Francesca Fontanini
Regional Public Information Officer
Duty Station: Mexico City, Mexico
I am addressing the challenge of how to inform people about the possibility to ask for asylum in Mexico.
Our potential beneficiaries (refugees and asylum seekers) do not have information about how to ask for asylum in Mexico. In the last years, the deterioration of the situation in the Northern Triangle of Central America – NTCA (Honduras, El Salvador, and Guatemala), have steadily pushed thousands of Hondurans, Salvadorans, and in a lesser extend Guatemalans, to search for international protection in countries such as Mexico. Case profiles typically relate to the high levels of violence perpetrated by organized criminal gangs (the so-called “maras”), or gender-based and domestic violence.

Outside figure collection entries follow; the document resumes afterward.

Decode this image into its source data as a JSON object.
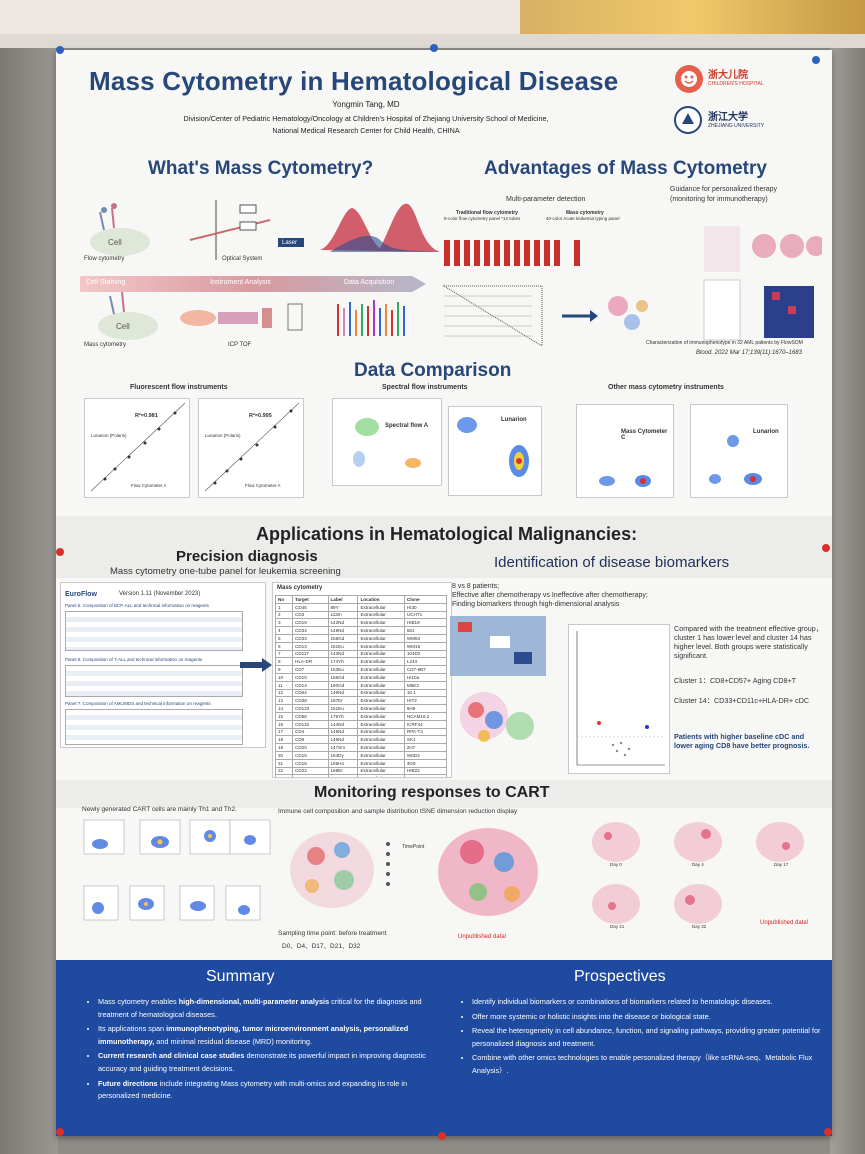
{
  "poster": {
    "title": "Mass Cytometry in Hematological Disease",
    "author": "Yongmin Tang, MD",
    "affiliation_line1": "Division/Center of Pediatric Hematology/Oncology at Children's Hospital of Zhejiang University School of Medicine,",
    "affiliation_line2": "National Medical Research Center for Child Health, CHINA",
    "logo1_name": "浙大儿院",
    "logo1_sub": "CHILDREN'S HOSPITAL",
    "logo2_name": "浙江大学",
    "logo2_sub": "ZHEJIANG UNIVERSITY"
  },
  "what": {
    "heading": "What's Mass Cytometry?",
    "cell": "Cell",
    "flow_cytometry": "Flow cytometry",
    "optical_system": "Optical System",
    "laser": "Laser",
    "bar_cell_staining": "Cell Staining",
    "bar_instrument": "Instrument Analysis",
    "bar_acquisition": "Data Acquisition",
    "mass_cytometry": "Mass cytometry",
    "icp_tof": "ICP TOF"
  },
  "advantages": {
    "heading": "Advantages of Mass Cytometry",
    "multi_param": "Multi-parameter detection",
    "traditional": "Traditional flow cytometry",
    "traditional_sub": "8-color flow cytometry panel *12 tubes",
    "mass": "Mass cytometry",
    "mass_sub": "40-color Acute leukemia typing panel",
    "guidance": "Guidance for personalized therapy",
    "guidance_sub": "(monitoring for immunotherapy)",
    "caption": "Characterization of immunophenotype in 32 AML patients by FlowSOM",
    "citation": "Blood. 2022 Mar 17;139(11):1670–1683"
  },
  "comparison": {
    "heading": "Data Comparison",
    "col1": "Fluorescent flow instruments",
    "col2": "Spectral flow instruments",
    "col3": "Other mass cytometry instruments",
    "r1": "R²=0.981",
    "r2": "R²=0.995",
    "lunarion_polaris": "Lunarion (Polaris)",
    "flow_a": "Flow Cytometer A",
    "spectral_a": "Spectral flow A",
    "lunarion": "Lunarion",
    "mass_c": "Mass Cytometer C"
  },
  "applications": {
    "heading": "Applications in Hematological Malignancies:",
    "precision": "Precision diagnosis",
    "precision_sub": "Mass cytometry one-tube panel for leukemia screening",
    "identification": "Identification of disease biomarkers",
    "euroflow": "EuroFlow",
    "euroflow_version": "Version 1.11 (November 2023)",
    "panel5": "Panel 5. Composition of BCP-ALL and technical information on reagents",
    "panel6": "Panel 6. Composition of T-ALL and technical information on reagents",
    "panel7": "Panel 7. Composition of AML/MDS and technical information on reagents",
    "mass_table_title": "Mass cytometry",
    "mass_table_headers": [
      "No",
      "Target",
      "Label",
      "Location",
      "Clone"
    ],
    "mass_table_rows": [
      [
        "1",
        "CD45",
        "89Y",
        "Extracellular",
        "HI30"
      ],
      [
        "2",
        "CD3",
        "113In",
        "Extracellular",
        "UCHT1"
      ],
      [
        "3",
        "CD19",
        "142Nd",
        "Extracellular",
        "HIB19"
      ],
      [
        "4",
        "CD34",
        "148Nd",
        "Extracellular",
        "581"
      ],
      [
        "5",
        "CD33",
        "158Gd",
        "Extracellular",
        "WM53"
      ],
      [
        "6",
        "CD13",
        "151Eu",
        "Extracellular",
        "WM15"
      ],
      [
        "7",
        "CD117",
        "143Nd",
        "Extracellular",
        "104D2"
      ],
      [
        "8",
        "HLA-DR",
        "174Yb",
        "Extracellular",
        "L243"
      ],
      [
        "9",
        "CD7",
        "153Eu",
        "Extracellular",
        "CD7-6B7"
      ],
      [
        "10",
        "CD10",
        "156Gd",
        "Extracellular",
        "HI10a"
      ],
      [
        "11",
        "CD14",
        "160Gd",
        "Extracellular",
        "M5E2"
      ],
      [
        "12",
        "CD64",
        "146Nd",
        "Extracellular",
        "10.1"
      ],
      [
        "13",
        "CD38",
        "167Er",
        "Extracellular",
        "HIT2"
      ],
      [
        "14",
        "CD123",
        "151Eu",
        "Extracellular",
        "6H6"
      ],
      [
        "15",
        "CD56",
        "176Yb",
        "Extracellular",
        "NCAM16.2"
      ],
      [
        "16",
        "CD11b",
        "144Nd",
        "Extracellular",
        "ICRF44"
      ],
      [
        "17",
        "CD4",
        "145Nd",
        "Extracellular",
        "RPA-T4"
      ],
      [
        "18",
        "CD8",
        "146Nd",
        "Extracellular",
        "SK1"
      ],
      [
        "19",
        "CD20",
        "147Sm",
        "Extracellular",
        "2H7"
      ],
      [
        "20",
        "CD15",
        "164Dy",
        "Extracellular",
        "W6D3"
      ],
      [
        "21",
        "CD16",
        "165Ho",
        "Extracellular",
        "3G8"
      ],
      [
        "22",
        "CD22",
        "168Er",
        "Extracellular",
        "HIB22"
      ],
      [
        "23",
        "CD24",
        "169Tm",
        "Extracellular",
        "ML5"
      ],
      [
        "24",
        "CD25",
        "149Sm",
        "Extracellular",
        "BC96"
      ],
      [
        "25",
        "CD36",
        "152Sm",
        "Extracellular",
        "5-271"
      ],
      [
        "26",
        "CD71",
        "175Lu",
        "Extracellular",
        "CY1G4"
      ],
      [
        "27",
        "CD99",
        "159Tb",
        "Extracellular",
        "3B2/TA8"
      ],
      [
        "28",
        "CD2",
        "161Dy",
        "Extracellular",
        "RPA-2.10"
      ],
      [
        "29",
        "CD5",
        "162Dy",
        "Extracellular",
        "UCHT2"
      ],
      [
        "30",
        "CD1a",
        "163Dy",
        "Extracellular",
        "HI149"
      ],
      [
        "31",
        "CD79a",
        "170Er",
        "Intracellular",
        "HM47"
      ],
      [
        "32",
        "cCD3",
        "171Yb",
        "Intracellular",
        "UCHT1"
      ],
      [
        "33",
        "MPO",
        "172Yb",
        "Intracellular",
        "MPO455"
      ],
      [
        "34",
        "TdT",
        "173Yb",
        "Intracellular",
        "E17-1519"
      ],
      [
        "35",
        "CD61",
        "209Bi",
        "Extracellular",
        "VI-PL2"
      ],
      [
        "36",
        "CD235a",
        "141Pr",
        "Extracellular",
        "HIR2"
      ],
      [
        "37",
        "CD58",
        "154Sm",
        "Extracellular",
        "TS2/9"
      ],
      [
        "38",
        "CD27",
        "155Gd",
        "Extracellular",
        "L128"
      ],
      [
        "39",
        "CD45RA",
        "166Er",
        "Extracellular",
        "HI100"
      ],
      [
        "40",
        "CD81",
        "150Nd",
        "Extracellular",
        "5A6"
      ]
    ],
    "biomarker_intro1": "8 vs 8 patients;",
    "biomarker_intro2": "Effective after chemotherapy  vs   Ineffective after chemotherapy;",
    "biomarker_intro3": "Finding biomarkers through high-dimensional analysis",
    "finding": "Compared with the treatment effective group，cluster 1 has lower level and cluster 14 has higher level. Both groups were statistically significant.",
    "cluster1": "Cluster 1：CD8+CD57+ Aging CD8+T",
    "cluster14": "Cluster 14：CD33+CD11c+HLA-DR+ cDC",
    "conclusion": "Patients with higher baseline cDC and lower aging CD8 have better prognosis."
  },
  "cart": {
    "heading": "Monitoring responses to CART",
    "left_caption": "Newly generated CART cells are mainly Th1 and Th2.",
    "mid_caption": "Immune cell composition and sample distribution tSNE dimension reduction display",
    "sampling": "Sampling time point: before treatment",
    "sampling_days": "D0、D4、D17、D21、D32",
    "unpublished": "Unpublished data!",
    "timepoint": "TimePoint",
    "day0": "Day 0",
    "day4": "Day 4",
    "day17": "Day 17",
    "day21": "Day 21",
    "day32": "Day 32"
  },
  "summary": {
    "heading": "Summary",
    "items": [
      [
        "Mass cytometry enables ",
        "high-dimensional, multi-parameter analysis",
        " critical for the diagnosis and treatment of hematological diseases."
      ],
      [
        "Its applications span ",
        "immunophenotyping, tumor microenvironment analysis, personalized immunotherapy,",
        " and minimal residual disease (MRD) monitoring."
      ],
      [
        "",
        "Current research and clinical case studies",
        " demonstrate its powerful impact in improving diagnostic accuracy and guiding treatment decisions."
      ],
      [
        "",
        "Future directions",
        " include integrating Mass cytometry with multi-omics and expanding its role in personalized medicine."
      ]
    ]
  },
  "prospectives": {
    "heading": "Prospectives",
    "items": [
      "Identify individual biomarkers or combinations of biomarkers related to hematologic diseases.",
      "Offer more systemic or holistic insights into the disease or biological state.",
      "Reveal the heterogeneity in cell abundance, function, and signaling pathways, providing greater potential for personalized diagnosis and treatment.",
      "Combine with other omics technologies to enable personalized therapy（like scRNA-seq、Metabolic Flux Analysis）."
    ]
  },
  "colors": {
    "title_blue": "#27477a",
    "summary_blue": "#1e4aa0",
    "accent_red": "#d22222"
  }
}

Despite the fact that other humanitarian crises are much more visible, what we see in this part of the continent is as well a humanitarian refugees crisis and not a migration one. Numbers so far are no so high as they are supposed to be as people of our concern they are not aware of the possibility to ask asylum in Mexico and how to access to these protection mechanisms. Government statistics show that the number of asylum-seekers is very small relative to the number of people from NTCA who enter Mexico: the number of asylum seekers is equivalent to 1.5% of the number of people detained. In a context where different UNHCR studies conclude that as many as 50% of those fleeing the NTCA do so due to criminal violence and persecution, UNHCR remains concerned over the ineffectiveness of Mexican authorities to properly screen and identify individuals with potential international protection needs, in addition to the absence of mechanisms to adequately inform persons of their right to asylum in Mexico.
I want to find a solution to this challenge because clear and easy information about asylum could safe life of entire families.